Agents of Change?

If you’ve been to a high school or college commencement lately, then you know the drill: at some point, at least one speaker will urge the graduates to be “agents of change,” suggesting they’d like to see these students make the world a better place through some sort of social activism.

The problem with goading students to think this way is that it assumes they should be dissatisfied with the status quo. It asks students to dwell on the negative, to focus on what is wrong, and to obsess over injustices, whether perceived or real. This makes us imagine an alternative message that we rarely, if ever, hear: for graduates to go forth thinking about what is already good, to dwell on what is worthy of conserving, and why sometimes it can be important to be barriers to change.

In the context of protecting the environment, this message makes sense to pretty much everyone: let’s be careful stewards of nature. People may disagree with what this means in certain contexts and may disagree about how to weigh trade-offs, but everyone agrees that environmental concerns shouldn’t be casually dismissed.

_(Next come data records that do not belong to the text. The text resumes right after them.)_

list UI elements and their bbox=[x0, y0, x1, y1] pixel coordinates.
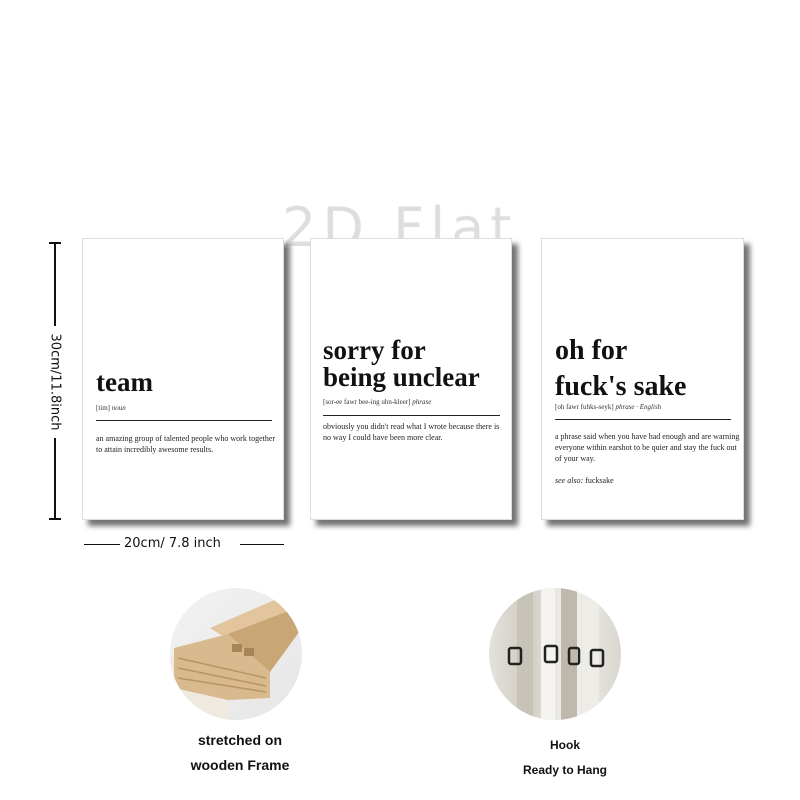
pronunciation-text: [oh fawr fuhks-seyk] bbox=[555, 403, 614, 411]
frame-caption-line2: wooden Frame bbox=[190, 757, 290, 773]
divider-rule bbox=[96, 420, 272, 421]
height-dimension-line-bottom bbox=[54, 438, 56, 520]
frame-caption-line1: stretched on bbox=[197, 732, 282, 748]
part-of-speech: noun bbox=[111, 404, 126, 412]
width-dimension-label: 20cm/ 7.8 inch bbox=[124, 536, 221, 551]
print-definition: an amazing group of talented people who … bbox=[96, 434, 276, 454]
print-pronunciation: [tim] noun bbox=[96, 404, 126, 412]
hook-caption-line1: Hook bbox=[550, 738, 580, 752]
print-definition: a phrase said when you have had enough a… bbox=[555, 432, 740, 463]
hook-caption-line2: Ready to Hang bbox=[522, 763, 607, 777]
width-dimension-line-right bbox=[240, 544, 284, 545]
divider-rule bbox=[323, 415, 500, 416]
width-dimension-line-left bbox=[84, 544, 120, 545]
print-pronunciation: [oh fawr fuhks-seyk] phrase · English bbox=[555, 403, 661, 411]
print-headword: oh for fuck's sake bbox=[555, 335, 687, 402]
print-canvas-oh-for: oh for fuck's sake [oh fawr fuhks-seyk] … bbox=[541, 238, 744, 520]
hook-photo bbox=[489, 588, 621, 720]
divider-rule bbox=[555, 419, 731, 420]
height-dimension-label: 30cm/11.8inch bbox=[47, 333, 63, 431]
see-also-label: see also: bbox=[555, 476, 584, 485]
pronunciation-text: [tim] bbox=[96, 404, 110, 412]
hook-illustration bbox=[507, 588, 605, 720]
print-canvas-sorry: sorry for being unclear [sor-ee fawr bee… bbox=[310, 238, 512, 520]
wooden-frame-illustration bbox=[170, 588, 302, 720]
see-also-value: fucksake bbox=[585, 476, 614, 485]
pronunciation-text: [sor-ee fawr bee-ing uhn-kleer] bbox=[323, 398, 411, 406]
part-of-speech: phrase · English bbox=[615, 403, 662, 411]
print-headword: sorry for being unclear bbox=[323, 335, 480, 392]
print-pronunciation: [sor-ee fawr bee-ing uhn-kleer] phrase bbox=[323, 398, 431, 406]
print-canvas-team: team [tim] noun an amazing group of tale… bbox=[82, 238, 284, 520]
print-headword: team bbox=[96, 367, 153, 397]
height-dimension-line-top bbox=[54, 242, 56, 326]
see-also: see also: fucksake bbox=[555, 476, 614, 485]
part-of-speech: phrase bbox=[412, 398, 432, 406]
print-definition: obviously you didn't read what I wrote b… bbox=[323, 422, 500, 442]
height-dimension-cap-bottom bbox=[49, 518, 61, 520]
wooden-frame-photo bbox=[170, 588, 302, 720]
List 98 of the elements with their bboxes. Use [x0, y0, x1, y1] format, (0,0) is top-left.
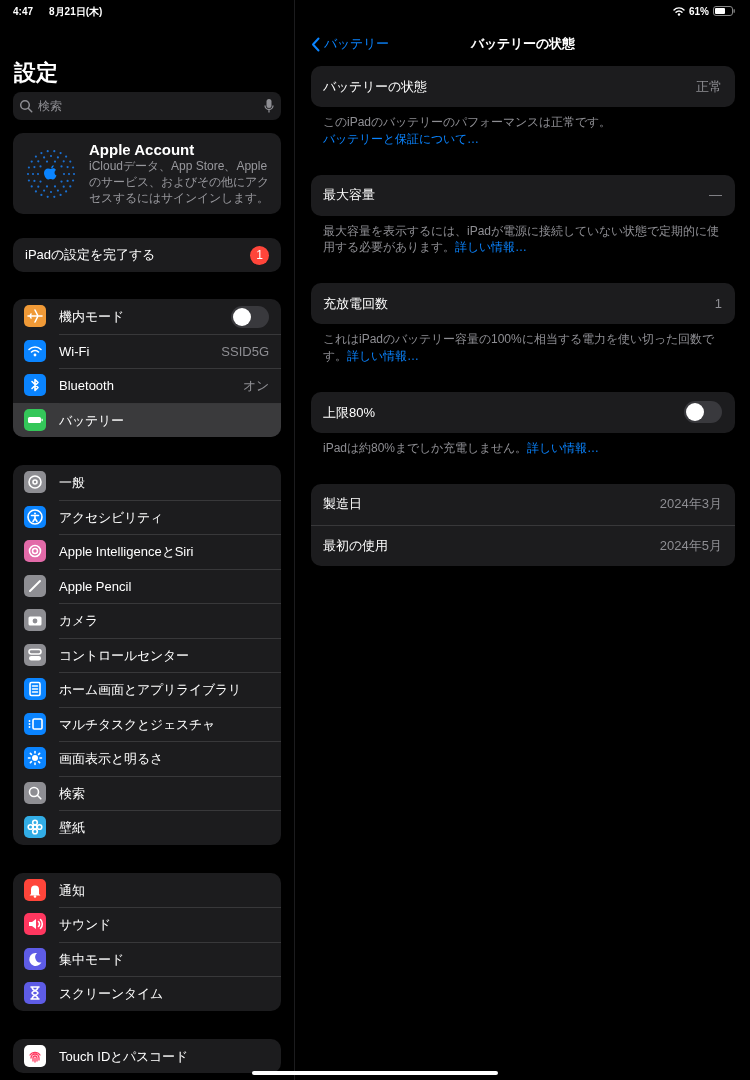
item-label: Apple IntelligenceとSiri [59, 543, 194, 562]
item-label: 画面表示と明るさ [59, 750, 163, 769]
account-card[interactable]: Apple Account iCloudデータ、App Store、Appleのサービス、およびその他にアクセスするにはサインインします。 [13, 133, 281, 215]
sidebar-item[interactable]: 通知 [13, 872, 281, 908]
item-label: スクリーンタイム [59, 985, 163, 1004]
account-title: Apple Account [89, 141, 196, 160]
flower-icon [24, 816, 46, 839]
setup-label: iPadの設定を完了する [25, 246, 156, 265]
row-label: 最大容量 [323, 186, 375, 205]
learn-more-link[interactable]: 詳しい情報… [455, 240, 527, 255]
accessibility-icon [24, 505, 46, 528]
search-icon [19, 99, 33, 114]
toggle-switch[interactable] [684, 401, 722, 424]
pencil-icon [24, 574, 46, 597]
sidebar-item[interactable]: 機内モード [13, 299, 281, 334]
sidebar-item[interactable]: Apple IntelligenceとSiri [13, 534, 281, 569]
learn-more-link[interactable]: 詳しい情報… [527, 440, 600, 455]
item-label: 壁紙 [59, 819, 85, 838]
row-label: 充放電回数 [323, 294, 388, 313]
moon-icon [24, 947, 46, 970]
sidebar-item[interactable]: 集中モード [13, 941, 281, 977]
row-label: バッテリーの状態 [323, 77, 427, 96]
notification-badge: 1 [250, 245, 269, 265]
row-label: 製造日 [323, 495, 362, 514]
status-time: 4:47 [13, 4, 33, 19]
speaker-icon [24, 913, 46, 936]
bluetooth-icon [24, 374, 46, 397]
multitask-icon [24, 712, 46, 735]
account-description: iCloudデータ、App Store、Appleのサービス、およびその他にアクセスするにはサインインします。 [89, 159, 270, 207]
sidebar-item[interactable]: 一般 [13, 465, 281, 500]
learn-more-link[interactable]: バッテリーと保証について… [323, 131, 479, 146]
page-title: バッテリーの状態 [471, 35, 575, 54]
camera-icon [24, 609, 46, 632]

At the same time; what does changing or reimagining the US mean? No country close to the population size of the US has wealth or income per person even close. People from around the world are eager to move here. Think about our blessings: property rights, freedom of contract and the ability to enforce those contracts, a democratic republic with a Constitution that separates executive and legislative functions, a bicameral legislature that makes it tough for temporary voting majorities to impose their will, and social institutions that foster individual rights. The list goes on and on.

And yet the academic class would like those graduating from its intellectually narrow, and often overly shallow, confines to dwell on how to make our society different from what it is today.